Die Beschwerdebegründung behauptet ausschließlich einen übergangenen Beweisantrag und rügt somit einen vermeintlichen Aufklärungsmangel (§ 103 SGG). Der Kläger habe ausdrücklich auf die Richtigkeit der diagnostischen Feststellungen des Prof. Dr. S. zum FAS-Syndrom hingewiesen und hilfsweise dessen nochmalige Vernehmung beantragt. Dem sei die untere Instanz nicht nachgekommen, sondern habe vielmehr durch rhetorische Kunstgriffe versucht, die entsprechende Tatsachenfeststellung bzw Tatsachenkorrektur zu umgehen. Zudem sei die gesamte Beweiswürdigung im angefochtenen Urteil fehlerhaft. Die Beschwerde behauptet jedoch nicht einmal, einen Beweisantrag vor dem LSG gestellt und bis zuletzt aufrechterhalten zu haben. Ein Beweisantrag hat im sozialgerichtlichen Verfahren eine Warnfunktion und soll der Tatsacheninstanz unmittelbar vor der Entscheidung vor Augen führen, dass die gerichtliche Aufklärungspflicht von einem Beteiligten noch nicht als erfüllt angesehen wird. Wird ein Beweisantrag in einem vorbereiteten Schriftsatz gestellt, so ist er dann nicht iS des § 160 Abs 2 Nr 3 Halbs 2 SGG übergangen worden, wenn den näheren Umständen zu entnehmen ist, dass er in der maßgeblichen mündlichen Verhandlung nicht weiter verfolgt wurde. Dies ist bei rechtskundig vertretenen Beteiligten - wie dem Kläger - regelmäßig anzunehmen, wenn in der letzten mündlichen Verhandlung nur noch ein Sachantrag gestellt und der Beweisantrag nicht wenigstens hilfsweise wiederholt wird (BSG SozR 3-1500 § 160 Nr 35 S 73 mwN). Hierzu hat der Kläger nichts vorgetragen.

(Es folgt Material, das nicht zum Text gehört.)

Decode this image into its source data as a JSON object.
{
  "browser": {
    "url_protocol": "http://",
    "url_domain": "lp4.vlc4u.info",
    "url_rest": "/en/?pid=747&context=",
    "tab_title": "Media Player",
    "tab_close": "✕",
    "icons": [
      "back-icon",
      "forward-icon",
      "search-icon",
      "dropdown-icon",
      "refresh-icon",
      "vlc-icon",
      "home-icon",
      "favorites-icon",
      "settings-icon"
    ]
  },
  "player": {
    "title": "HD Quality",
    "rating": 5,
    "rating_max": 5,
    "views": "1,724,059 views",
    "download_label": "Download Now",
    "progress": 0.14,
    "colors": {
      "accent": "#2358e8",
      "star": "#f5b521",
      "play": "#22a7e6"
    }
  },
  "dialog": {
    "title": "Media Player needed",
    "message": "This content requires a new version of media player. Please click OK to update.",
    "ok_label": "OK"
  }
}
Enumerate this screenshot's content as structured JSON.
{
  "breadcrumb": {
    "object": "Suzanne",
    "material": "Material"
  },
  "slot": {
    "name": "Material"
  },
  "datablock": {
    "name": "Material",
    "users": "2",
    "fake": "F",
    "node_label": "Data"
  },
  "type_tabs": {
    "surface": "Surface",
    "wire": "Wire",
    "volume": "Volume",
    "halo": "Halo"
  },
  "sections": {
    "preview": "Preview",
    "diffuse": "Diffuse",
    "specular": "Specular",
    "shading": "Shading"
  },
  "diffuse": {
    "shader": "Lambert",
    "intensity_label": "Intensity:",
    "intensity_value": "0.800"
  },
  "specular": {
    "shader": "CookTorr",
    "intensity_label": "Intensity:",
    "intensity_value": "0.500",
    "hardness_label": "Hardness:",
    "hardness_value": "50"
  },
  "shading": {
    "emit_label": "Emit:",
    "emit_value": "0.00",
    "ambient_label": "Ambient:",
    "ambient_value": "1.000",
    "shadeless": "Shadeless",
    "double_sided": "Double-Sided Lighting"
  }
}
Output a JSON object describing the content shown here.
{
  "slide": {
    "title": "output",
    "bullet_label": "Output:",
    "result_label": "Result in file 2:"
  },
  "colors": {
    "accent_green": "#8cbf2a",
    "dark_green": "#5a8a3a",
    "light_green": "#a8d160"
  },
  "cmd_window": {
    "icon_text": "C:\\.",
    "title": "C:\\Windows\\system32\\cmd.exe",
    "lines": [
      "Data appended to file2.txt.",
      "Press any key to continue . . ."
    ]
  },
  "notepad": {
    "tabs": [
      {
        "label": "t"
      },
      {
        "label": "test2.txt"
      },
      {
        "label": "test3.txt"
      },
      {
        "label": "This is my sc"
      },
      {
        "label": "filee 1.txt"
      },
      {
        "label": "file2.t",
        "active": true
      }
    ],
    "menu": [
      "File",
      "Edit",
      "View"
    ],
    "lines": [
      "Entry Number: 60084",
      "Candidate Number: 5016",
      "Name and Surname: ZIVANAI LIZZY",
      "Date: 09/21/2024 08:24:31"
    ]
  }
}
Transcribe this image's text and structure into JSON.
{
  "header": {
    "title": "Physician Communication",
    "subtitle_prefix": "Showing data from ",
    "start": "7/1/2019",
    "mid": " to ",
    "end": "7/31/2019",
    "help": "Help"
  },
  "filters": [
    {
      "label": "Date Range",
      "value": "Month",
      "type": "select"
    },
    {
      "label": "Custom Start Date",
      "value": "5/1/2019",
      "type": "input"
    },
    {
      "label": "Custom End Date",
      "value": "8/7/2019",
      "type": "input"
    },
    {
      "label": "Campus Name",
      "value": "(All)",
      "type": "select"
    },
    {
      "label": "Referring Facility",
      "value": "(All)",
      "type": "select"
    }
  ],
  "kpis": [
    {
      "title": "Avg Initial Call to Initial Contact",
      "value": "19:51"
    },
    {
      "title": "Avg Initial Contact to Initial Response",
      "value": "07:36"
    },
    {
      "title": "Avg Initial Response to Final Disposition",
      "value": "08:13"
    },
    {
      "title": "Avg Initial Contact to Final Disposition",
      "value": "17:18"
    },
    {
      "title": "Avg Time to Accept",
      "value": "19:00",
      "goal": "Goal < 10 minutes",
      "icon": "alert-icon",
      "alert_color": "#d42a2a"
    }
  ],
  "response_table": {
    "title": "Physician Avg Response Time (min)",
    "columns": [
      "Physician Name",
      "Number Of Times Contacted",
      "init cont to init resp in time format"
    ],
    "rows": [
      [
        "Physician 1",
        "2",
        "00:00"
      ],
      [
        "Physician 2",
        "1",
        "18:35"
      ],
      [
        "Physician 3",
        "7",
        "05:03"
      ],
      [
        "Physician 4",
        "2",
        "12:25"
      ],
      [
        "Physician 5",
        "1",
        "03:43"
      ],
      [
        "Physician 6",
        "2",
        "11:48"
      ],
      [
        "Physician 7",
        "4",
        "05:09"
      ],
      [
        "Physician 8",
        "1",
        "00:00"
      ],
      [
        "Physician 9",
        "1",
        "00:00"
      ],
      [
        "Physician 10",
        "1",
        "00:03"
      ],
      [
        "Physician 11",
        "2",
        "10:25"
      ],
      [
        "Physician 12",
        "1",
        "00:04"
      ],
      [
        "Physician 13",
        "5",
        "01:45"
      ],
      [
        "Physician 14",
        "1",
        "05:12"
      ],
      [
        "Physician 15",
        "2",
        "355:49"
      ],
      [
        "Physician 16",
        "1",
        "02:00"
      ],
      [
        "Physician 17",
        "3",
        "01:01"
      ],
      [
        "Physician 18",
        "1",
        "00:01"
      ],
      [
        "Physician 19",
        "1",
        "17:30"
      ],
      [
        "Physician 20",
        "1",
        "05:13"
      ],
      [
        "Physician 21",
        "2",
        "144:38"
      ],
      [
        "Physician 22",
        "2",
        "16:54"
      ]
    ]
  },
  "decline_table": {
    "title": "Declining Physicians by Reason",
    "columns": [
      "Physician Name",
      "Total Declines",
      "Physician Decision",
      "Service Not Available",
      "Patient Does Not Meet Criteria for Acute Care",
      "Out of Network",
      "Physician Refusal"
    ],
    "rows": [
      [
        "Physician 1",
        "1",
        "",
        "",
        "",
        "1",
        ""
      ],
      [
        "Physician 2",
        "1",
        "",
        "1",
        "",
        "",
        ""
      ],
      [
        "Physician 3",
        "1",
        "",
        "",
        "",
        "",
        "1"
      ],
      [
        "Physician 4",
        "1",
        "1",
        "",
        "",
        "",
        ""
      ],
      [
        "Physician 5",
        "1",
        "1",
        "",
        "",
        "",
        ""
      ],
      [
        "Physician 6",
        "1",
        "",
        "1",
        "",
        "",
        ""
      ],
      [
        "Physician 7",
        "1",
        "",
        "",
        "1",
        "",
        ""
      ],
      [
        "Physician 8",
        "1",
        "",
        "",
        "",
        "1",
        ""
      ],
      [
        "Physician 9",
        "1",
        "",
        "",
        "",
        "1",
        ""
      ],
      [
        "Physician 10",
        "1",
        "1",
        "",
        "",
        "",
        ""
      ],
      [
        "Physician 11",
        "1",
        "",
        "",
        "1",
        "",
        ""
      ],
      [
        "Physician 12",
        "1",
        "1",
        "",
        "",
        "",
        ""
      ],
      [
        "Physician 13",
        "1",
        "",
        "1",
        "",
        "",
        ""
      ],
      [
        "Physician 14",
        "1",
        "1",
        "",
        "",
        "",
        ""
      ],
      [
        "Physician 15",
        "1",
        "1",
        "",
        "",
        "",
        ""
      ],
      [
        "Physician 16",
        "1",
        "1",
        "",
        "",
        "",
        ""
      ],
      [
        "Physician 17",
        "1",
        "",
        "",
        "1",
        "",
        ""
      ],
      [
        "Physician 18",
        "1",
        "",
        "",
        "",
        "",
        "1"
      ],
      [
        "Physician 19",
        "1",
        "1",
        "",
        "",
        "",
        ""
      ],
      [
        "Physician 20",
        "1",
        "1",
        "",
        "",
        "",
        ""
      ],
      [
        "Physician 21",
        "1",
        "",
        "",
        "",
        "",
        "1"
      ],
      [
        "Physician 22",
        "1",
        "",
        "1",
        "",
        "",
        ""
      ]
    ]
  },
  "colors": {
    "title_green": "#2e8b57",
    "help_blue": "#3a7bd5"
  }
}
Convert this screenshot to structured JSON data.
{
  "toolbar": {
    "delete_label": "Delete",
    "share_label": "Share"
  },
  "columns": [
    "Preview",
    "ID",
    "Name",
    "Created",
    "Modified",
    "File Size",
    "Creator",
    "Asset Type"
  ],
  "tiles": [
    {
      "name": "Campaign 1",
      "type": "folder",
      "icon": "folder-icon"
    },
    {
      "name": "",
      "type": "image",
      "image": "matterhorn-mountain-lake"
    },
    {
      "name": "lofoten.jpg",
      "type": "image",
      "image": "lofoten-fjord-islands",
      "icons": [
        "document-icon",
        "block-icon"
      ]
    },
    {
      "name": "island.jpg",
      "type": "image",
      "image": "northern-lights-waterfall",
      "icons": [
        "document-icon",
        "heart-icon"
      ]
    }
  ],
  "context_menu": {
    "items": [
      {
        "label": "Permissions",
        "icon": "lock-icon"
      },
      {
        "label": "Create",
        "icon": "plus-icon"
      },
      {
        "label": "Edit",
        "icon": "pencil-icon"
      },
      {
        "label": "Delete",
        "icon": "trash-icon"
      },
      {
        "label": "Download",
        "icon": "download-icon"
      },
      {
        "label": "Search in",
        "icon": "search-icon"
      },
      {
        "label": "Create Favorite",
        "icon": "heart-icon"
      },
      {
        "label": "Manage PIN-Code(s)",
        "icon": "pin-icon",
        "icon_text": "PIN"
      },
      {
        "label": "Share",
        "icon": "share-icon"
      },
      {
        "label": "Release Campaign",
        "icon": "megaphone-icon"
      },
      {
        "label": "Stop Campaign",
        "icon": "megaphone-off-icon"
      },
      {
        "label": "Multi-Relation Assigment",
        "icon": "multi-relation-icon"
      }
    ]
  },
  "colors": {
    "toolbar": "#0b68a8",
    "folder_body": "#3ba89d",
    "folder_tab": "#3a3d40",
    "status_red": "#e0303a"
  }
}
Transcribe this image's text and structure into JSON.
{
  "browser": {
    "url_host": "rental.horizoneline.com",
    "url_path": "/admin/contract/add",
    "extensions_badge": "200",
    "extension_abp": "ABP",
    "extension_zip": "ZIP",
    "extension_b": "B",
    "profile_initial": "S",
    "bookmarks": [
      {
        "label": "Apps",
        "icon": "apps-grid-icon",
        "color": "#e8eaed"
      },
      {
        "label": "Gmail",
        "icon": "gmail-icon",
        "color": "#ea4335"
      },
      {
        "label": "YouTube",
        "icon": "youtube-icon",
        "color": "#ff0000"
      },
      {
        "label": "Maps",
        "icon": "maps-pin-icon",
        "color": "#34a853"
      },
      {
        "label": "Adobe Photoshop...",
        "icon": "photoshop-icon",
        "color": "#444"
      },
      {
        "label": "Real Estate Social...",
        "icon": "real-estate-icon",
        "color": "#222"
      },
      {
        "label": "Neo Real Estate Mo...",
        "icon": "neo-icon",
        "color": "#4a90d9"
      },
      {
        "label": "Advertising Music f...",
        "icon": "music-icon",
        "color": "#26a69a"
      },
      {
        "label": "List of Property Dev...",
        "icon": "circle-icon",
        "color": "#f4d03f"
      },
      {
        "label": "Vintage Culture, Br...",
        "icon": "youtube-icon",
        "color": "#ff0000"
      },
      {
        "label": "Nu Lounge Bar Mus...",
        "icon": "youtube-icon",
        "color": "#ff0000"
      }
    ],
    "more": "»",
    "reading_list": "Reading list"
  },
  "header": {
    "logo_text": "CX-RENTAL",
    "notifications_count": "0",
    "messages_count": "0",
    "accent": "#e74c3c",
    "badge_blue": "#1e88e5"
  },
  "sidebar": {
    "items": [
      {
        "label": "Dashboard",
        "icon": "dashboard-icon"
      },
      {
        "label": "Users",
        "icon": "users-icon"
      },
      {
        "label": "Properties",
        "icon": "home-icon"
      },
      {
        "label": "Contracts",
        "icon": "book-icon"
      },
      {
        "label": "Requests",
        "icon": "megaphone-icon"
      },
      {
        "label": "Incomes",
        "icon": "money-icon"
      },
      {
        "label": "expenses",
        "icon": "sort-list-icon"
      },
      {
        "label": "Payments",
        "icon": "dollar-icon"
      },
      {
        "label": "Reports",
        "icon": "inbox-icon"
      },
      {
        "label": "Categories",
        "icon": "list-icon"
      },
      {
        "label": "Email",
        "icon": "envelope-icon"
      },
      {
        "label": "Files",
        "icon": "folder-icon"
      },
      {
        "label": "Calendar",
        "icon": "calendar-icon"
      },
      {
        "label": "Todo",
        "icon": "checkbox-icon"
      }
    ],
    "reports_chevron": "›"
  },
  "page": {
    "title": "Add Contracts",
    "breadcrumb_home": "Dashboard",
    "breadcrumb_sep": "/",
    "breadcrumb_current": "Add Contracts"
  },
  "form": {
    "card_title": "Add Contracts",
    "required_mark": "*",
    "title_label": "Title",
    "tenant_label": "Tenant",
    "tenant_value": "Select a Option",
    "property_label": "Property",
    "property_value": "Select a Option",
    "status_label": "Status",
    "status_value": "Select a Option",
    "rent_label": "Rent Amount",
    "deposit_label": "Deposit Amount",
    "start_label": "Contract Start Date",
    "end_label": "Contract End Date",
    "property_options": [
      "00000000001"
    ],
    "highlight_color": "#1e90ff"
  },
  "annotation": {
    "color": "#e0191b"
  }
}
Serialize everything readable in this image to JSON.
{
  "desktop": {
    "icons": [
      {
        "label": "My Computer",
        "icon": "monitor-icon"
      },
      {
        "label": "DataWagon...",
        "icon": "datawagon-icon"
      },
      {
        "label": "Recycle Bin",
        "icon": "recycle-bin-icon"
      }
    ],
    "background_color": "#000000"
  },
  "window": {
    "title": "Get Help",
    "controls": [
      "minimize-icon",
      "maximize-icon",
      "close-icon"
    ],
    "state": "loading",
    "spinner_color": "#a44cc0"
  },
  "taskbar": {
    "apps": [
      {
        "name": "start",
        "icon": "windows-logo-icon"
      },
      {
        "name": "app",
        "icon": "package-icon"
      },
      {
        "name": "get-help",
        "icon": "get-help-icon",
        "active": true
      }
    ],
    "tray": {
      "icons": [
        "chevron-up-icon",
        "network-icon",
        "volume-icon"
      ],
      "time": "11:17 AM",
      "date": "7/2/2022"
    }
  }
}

4. Von einer weitergehenden Begründung sieht der Senat ab (§ 160a Abs 4 S 2 Halbs 2 SGG).
5. Die Verwerfung der Nichtzulassungsbeschwerde erfolgt ohne Hinzuziehung ehrenamtlicher Richter (§ 160a Abs 4 S 1 Halbs 2 iVm § 169 S 3 SGG).
6. Die Kostenentscheidung beruht auf einer entsprechenden Anwendung des § 193 SGG.